The infamous ping pong show a friend always mentions? Once-in-a-lifetime.
All that jazz
Once we booked our train seats to Surat Thani for the next day, we took it slow. Bangkok is an assault on your senses, and never boring. We explored several more streets on foot, ducked into a tiny cafe for a post-lunch bite over Prosecco, complained about our unwelcome sheen, feasted on tropical fruits by the roadside, and caused touristy mayhem on metro stations.
ASIATIQUE, THE RIVERFRONT
When we arrived at Asiatique, our first thought was, “This is nice!” Asiatique, The Riverfront is an open-air mall built on an old trade port. With over 1500 small boutique shops, restaurants, and food kiosks, there was plenty to keep us busy. But who had the time for that? After getting on the wrong train twice, and waiting at the wrong ferry stop, when we did arrive at The Asiatique, we spared a few seconds to glance at our surroundings, picked a sandwich kiosk to grab a disappointing snack, and then raced to the cinema.
We’d reached in time. Seated around a small circular table, we caught our breath on cushioned chairs and took in the venue. Overhead lights shone on a curtained stage whose dazzling reflection bathed the room in shades of red and gold. Ushers helped new guests to their seats while waiters in suits served complimentary drinks. Once the show began, glamour came alive.
Choreographed to both nostalgic and modern music, the Calypso Cabaret held our attention till curtain call. It entertained us while commenting on subjective societal norms. When an entourage of impeccably dressed ladyboys dance their hearts out to ‘Free your mind’, what’s not to love?
Should’ve stayed with the lizards
With no plans for the day (our train was at 6:30 p.m.), we chilled at Lumphini Park – an oasis of calm amidst the craziness of Bangkok. It’s also where the dragons chill.
Most budget airlines fly to (or stop over) Bangkok. Sometimes it’s cheaper to reroute your journey across Southeast Asia so you’re flying via BKK. After Thailand, I was going to Laos. I split the journey by spending a night in Bangkok first.
When I flew in from Krabi, my flight landed in Bangkok’s Don Mueang International Airport. DMK doesn’t have a direct metro link to the city like Suvarnabhumi Airport does. A taxi would’ve been faster but I had no reason to hurry. I’d recently heard of an alternative route and I wanted to explore that.
DMK may not have a metro station but it does have a local train station. As I was staying within walking distance of Sukhumvit’s MRT station, I took the local train to its final stop (Hua Lamphong) and then switched to MRT.

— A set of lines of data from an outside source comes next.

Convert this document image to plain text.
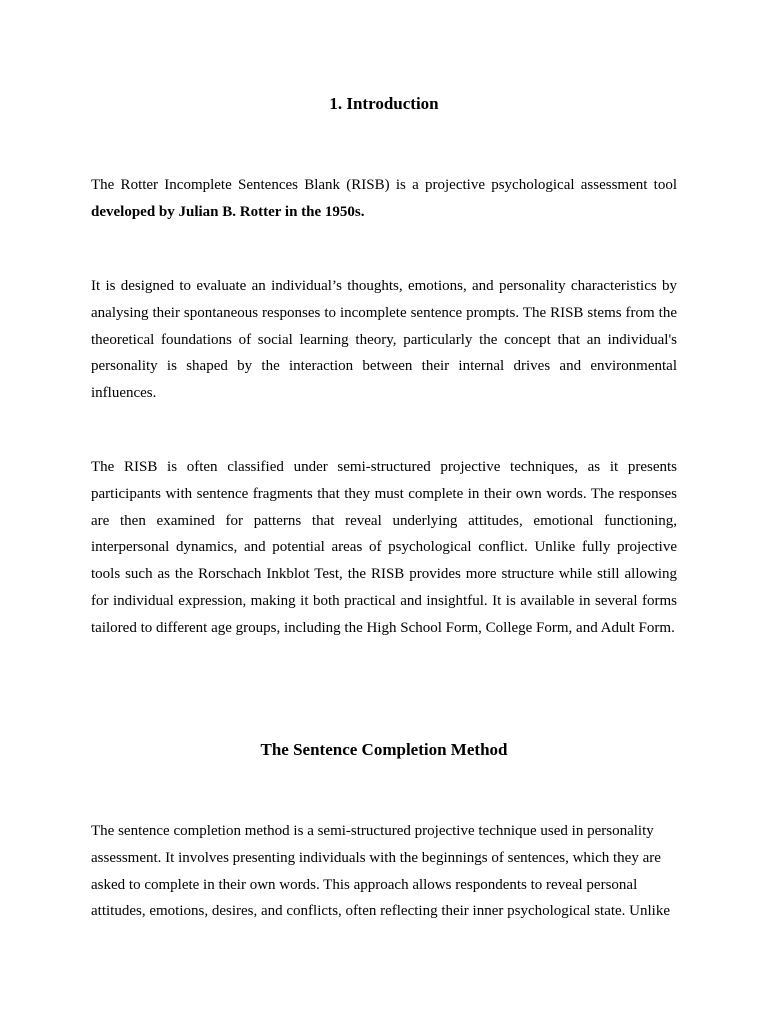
1. Introduction

The Rotter Incomplete Sentences Blank (RISB) is a projective psychological assessment tool developed by Julian B. Rotter in the 1950s.

It is designed to evaluate an individual’s thoughts, emotions, and personality characteristics by analysing their spontaneous responses to incomplete sentence prompts. The RISB stems from the theoretical foundations of social learning theory, particularly the concept that an individual's personality is shaped by the interaction between their internal drives and environmental influences.

The RISB is often classified under semi-structured projective techniques, as it presents participants with sentence fragments that they must complete in their own words. The responses are then examined for patterns that reveal underlying attitudes, emotional functioning, interpersonal dynamics, and potential areas of psychological conflict. Unlike fully projective tools such as the Rorschach Inkblot Test, the RISB provides more structure while still allowing for individual expression, making it both practical and insightful. It is available in several forms tailored to different age groups, including the High School Form, College Form, and Adult Form.

The Sentence Completion Method

The sentence completion method is a semi-structured projective technique used in personality assessment. It involves presenting individuals with the beginnings of sentences, which they are asked to complete in their own words. This approach allows respondents to reveal personal attitudes, emotions, desires, and conflicts, often reflecting their inner psychological state. Unlike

The local train stopped at, and between stations, for longer than you’d think was necessary, and for no clear reason. The train ride took over an hour but it was comfortable and dirt-cheap. It allowed me to see a different side of Bangkok.
The shortest route from my hotel to the MRT was via this street. This messy little pocket of Bangkok could pass for any street during the day. At night, it transforms into the infamous neon-lit hooker central of Soi Cowboy.
I recommend Bangkok to first-timers in the region so they can form their own opinion of the city. I also tell them to get out soon. For a clear overview of a place, you should give yourself the chance to miss it – to see if you will.